Amungee Mungee Station is a pastoral lease that operates as a cattle station in the Northern Territory of Australia.

==Location==
It is situated about 132 km north east of Elliott and 240 km south west of Borroloola. The property surrounds the Bullwaddy Conservation Reserve to the north, south and west. The station abuts Tanumbirini Station to the north east, Beetaloo to the south east, Shenandoah to the west and Nutwood Downs to the north. The Carpentaria Highway passes through the property.

== Description ==
Amungee Mungee currently occupies an area of 3285 km2 and is situated on the Sturt Plateau bioregion. The area is characterised by thin infertile soils on a lateritic land surface. Large fragmented stands of bullwaddy interspersed with areas of lancewood are common to the area.

==History==
The traditional owners of the area are the Jingili people.
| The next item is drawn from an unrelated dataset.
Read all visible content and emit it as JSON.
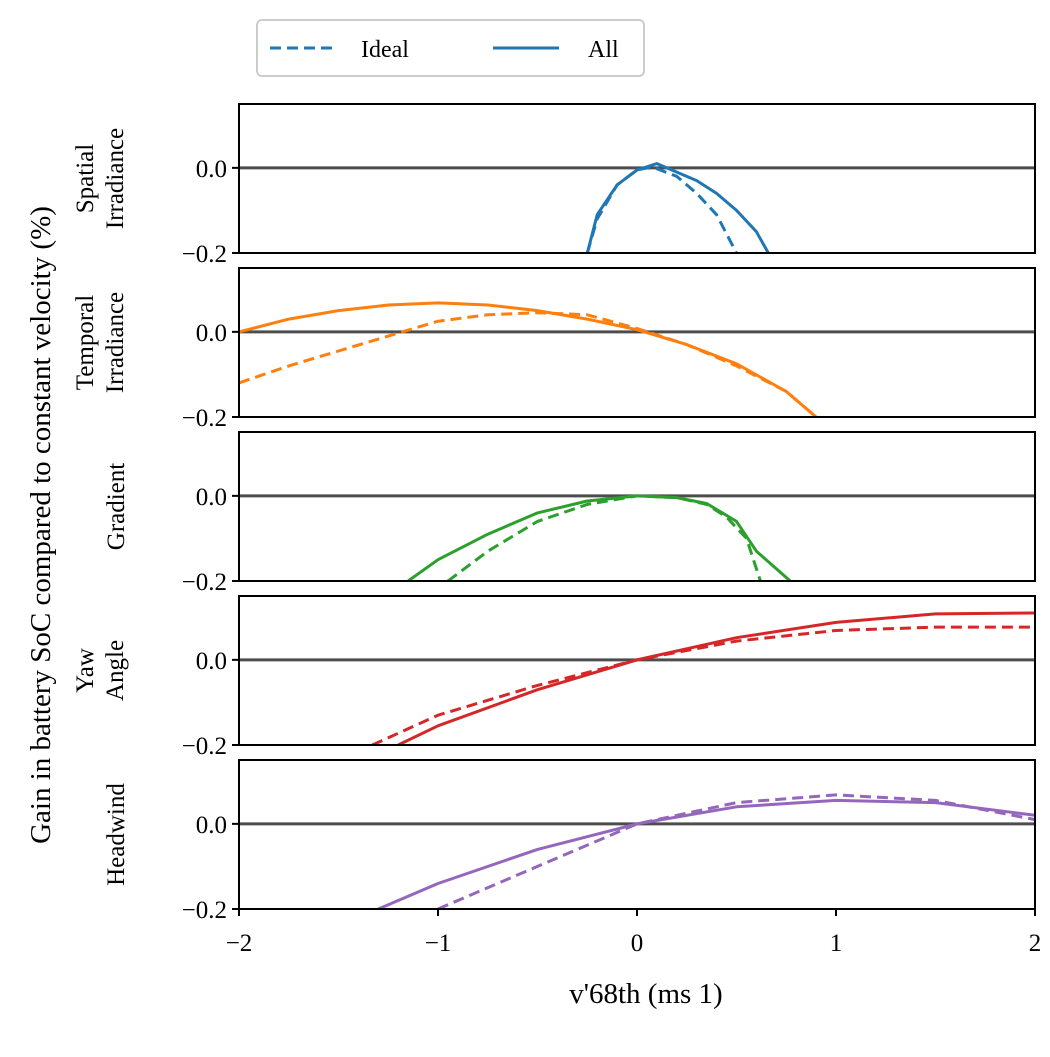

The area around the Amungee Mungee waterhole, from which the station takes its name, is a significant dreaming area for the Jingili.

The Overland Telegraph was completed in 1873 and led to the first leases being taken up in the area shortly afterwards. Many were surrendered in 1889 for non-payment of rent. In 1883 Harold Murray Bathern, known "Bullwaddy Bates", droved a herd of cattle to Brunette Downs Station. Bates and George Bostock took up Beetaloo Station with Bates leaving the property to Bates after he walked off the property.

In 1968 the block of land now known as Amungee Mungee was put up for ballot and was won by Jeff and Cooee Hills. The station was renamed Cooee Hills and was inhabited by the Hills in 1971. The family fenced the property and stocked it with 1,250 head of cattle. The family left the property and went back to Queensland after their son died in 1977. Reg and Mollie Hartig acquired the property shortly afterwards and remained there until 1981 when Reg died and was buried on the property.

The Zlotowski family, who also own Wollogorang Station near the Queensland border, acquired the property at some prior to 2006.

As of 2014 the 3285 km2 property was still on the market along with at least 15 others in the Kimberley and Northern Territory. The destocked property sold later the same year for AUD6.5 million by the Zlotowski family to a partnership. The majority partner in the venture is BB Retail Capital, headed by Brett Blundy, and the other partner is the Bullwaddy Pastoral owned by Adrian and Emma Brown. 10,000 head of cattle were purchased from the Australian Agricultural Company to restock the property later in 2014. The partnership hope to increase the number of watering points around the property from 20 to 160 and increase the stocking rate from 20,000 head to 100,000 head of cattle.